Saturday, December 11, 2010

Sister Prejean Walks in Atticus' Shoes

Sister Prejean studied English, education, and religious education. Her dedication to the church and to a life of service took her beyond high school classrooms, however. She is now perhaps best known for a Pulitizer Prize winning book, Dead Man Walking, and for her personal journey in forgiveness, a journey that has brought her to condemn the practice of capital punishment. Her life proves the American dream: courage and conviction have carried her from humble beginnings to a position of authority and honor. She has earned awards such as the National Abolitionist, the Sanctity of Life, and the Champion of Liberty, each in recognition of her work to put an end to capital punishment and to defend the dignity of all men, even the lives of men who have taken life.



Sister Prejean’s stand begins in the belief that men convicted of heinous crimes have not lost their right to simple human kindness. That belief allowed her to become the pen pal of a convicted murderer, imprisoned in Louisiana. Her letters encouraged the convict, Patrick Sonnier, to request that Sister Prejean become his spiritual advisor. In that role, Sister Prejean acquired experience in prison practices, including execution, for she walked beside him, guiding him to accept responsibility and his own death. Her walk tested her own conviction and capacity for forgiveness. She emerged as a religious servant and educator on a world stage after explaining her journey in the book, Dead Man Walking.



What draws me to Sister Prejean is not just her stand against capital punishment, one with which I agree. What compels me to admire her is her very human struggle to forgive and her belief that forgiveness is not the same as being soft on crime. In her own words, Sister Prejean thinks that

Forgiving violence does not mean condoning violence.
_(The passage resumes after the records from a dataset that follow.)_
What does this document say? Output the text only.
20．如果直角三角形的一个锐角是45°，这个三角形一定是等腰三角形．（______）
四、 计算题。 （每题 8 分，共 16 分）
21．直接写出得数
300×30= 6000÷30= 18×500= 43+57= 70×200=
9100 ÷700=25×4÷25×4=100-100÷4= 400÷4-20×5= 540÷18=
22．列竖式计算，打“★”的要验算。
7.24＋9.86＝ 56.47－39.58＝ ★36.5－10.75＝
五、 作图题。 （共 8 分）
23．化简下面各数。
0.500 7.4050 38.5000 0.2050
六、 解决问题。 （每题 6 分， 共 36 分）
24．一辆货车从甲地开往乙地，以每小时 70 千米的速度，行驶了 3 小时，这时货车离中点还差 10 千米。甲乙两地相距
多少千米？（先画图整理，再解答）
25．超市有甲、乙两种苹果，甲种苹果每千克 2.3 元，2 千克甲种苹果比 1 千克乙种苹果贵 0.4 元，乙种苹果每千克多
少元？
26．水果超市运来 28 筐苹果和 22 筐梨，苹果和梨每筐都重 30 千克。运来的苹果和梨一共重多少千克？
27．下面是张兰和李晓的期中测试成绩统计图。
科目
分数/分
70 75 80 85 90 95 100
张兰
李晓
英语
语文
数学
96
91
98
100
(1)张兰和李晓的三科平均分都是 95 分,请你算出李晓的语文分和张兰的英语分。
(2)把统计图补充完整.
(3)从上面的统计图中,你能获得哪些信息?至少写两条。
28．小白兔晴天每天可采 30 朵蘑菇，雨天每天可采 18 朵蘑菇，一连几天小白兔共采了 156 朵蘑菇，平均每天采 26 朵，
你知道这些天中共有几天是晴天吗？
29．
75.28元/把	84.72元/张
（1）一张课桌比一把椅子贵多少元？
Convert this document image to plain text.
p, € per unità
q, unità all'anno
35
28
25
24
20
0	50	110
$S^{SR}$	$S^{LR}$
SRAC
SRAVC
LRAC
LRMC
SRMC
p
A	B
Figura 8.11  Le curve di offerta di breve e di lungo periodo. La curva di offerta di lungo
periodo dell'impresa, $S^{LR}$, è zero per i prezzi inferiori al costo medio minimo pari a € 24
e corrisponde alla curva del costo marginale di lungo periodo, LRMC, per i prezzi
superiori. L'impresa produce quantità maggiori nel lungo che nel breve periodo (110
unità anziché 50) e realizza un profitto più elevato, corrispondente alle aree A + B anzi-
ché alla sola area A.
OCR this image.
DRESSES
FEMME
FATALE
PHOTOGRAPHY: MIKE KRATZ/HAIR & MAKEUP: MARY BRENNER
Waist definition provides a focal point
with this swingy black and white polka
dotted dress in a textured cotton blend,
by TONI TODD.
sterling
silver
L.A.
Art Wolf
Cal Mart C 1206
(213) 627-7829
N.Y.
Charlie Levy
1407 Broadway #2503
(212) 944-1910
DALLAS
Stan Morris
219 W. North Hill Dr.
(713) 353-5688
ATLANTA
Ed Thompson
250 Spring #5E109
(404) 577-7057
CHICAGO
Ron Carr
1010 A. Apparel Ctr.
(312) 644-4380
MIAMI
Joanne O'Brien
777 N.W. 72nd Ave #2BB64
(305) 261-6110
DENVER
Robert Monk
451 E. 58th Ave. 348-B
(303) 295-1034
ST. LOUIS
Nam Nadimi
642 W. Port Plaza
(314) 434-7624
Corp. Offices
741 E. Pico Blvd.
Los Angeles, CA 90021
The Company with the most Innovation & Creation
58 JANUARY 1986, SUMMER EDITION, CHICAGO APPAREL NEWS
There are only two alternatives to forgiving violence: revenge, or adopting an attitude of never-ending bitterness and anger. For too long we have treated violence with violence, and that's why it never ends.



She is right, but she is not in sync with conventional wisdom. Mel Gibson has made a reprehensible career and obscene amounts of money by playing against forgiveness. His most recent film, Edge of Darkness, is a revenge movie disguised as the pursuit of truth and/or justice in spite of evil adversaries who care nothing about either. His earlier films, especially the gritty film Payback or the historical spectacle The Patriot, are identical. In these, Gibson portrays men who commit violent, depraved, brutal acts, but we spectators celebrate them and even condone the violence because Gibson’s characters have standards, including fierce loyalty and a love for loyal women. We agree to believe that violence done by such men has some sort of moral imperative whereas violence done by evil-doers simply begets more violence.

On the world stage, some would argue that events playing out in the Middle East are excellent examples of the hazards of an inability to forgive and triumph over revenge, never-ending bitterness, and anger. Slights, spites, and injustices committed hundreds of years ago inspire divisiveness, tyranny, oppression, and violence. No act of revenge has quelled the turmoil and hatred. Neither simmering bitterness nor explosive anger has brought about peace and prosperity. Violence simply begets more violence, and treachery breeds savagery. While forgiveness may not be an easy or likely strategy, it may be the only viable one. Would that it were part of an international plan to win the hearts and minds of nations.

We cannot lead the world or our own little corner of it except by example. Sister Prejean is leading. She searches her own heart and mind to forgive those to whom evil has been done and who often do evil in return. She searches her heart and mind to summon empathy for victims of poverty and violence, their surviving family members, and their community. She tries to walk in their shoes, as Atticus Finch advised, while guiding them toward forgiveness, sure that liberation and empowerment will follow. As Catherine Ponder, author and minister, puts it, “When you hold resentment toward another, you are bound to that person or condition by an emotional link that is stronger than steel. Forgiveness is the only way to dissolve that link and get free.” Forgiveness is also the more courageous course.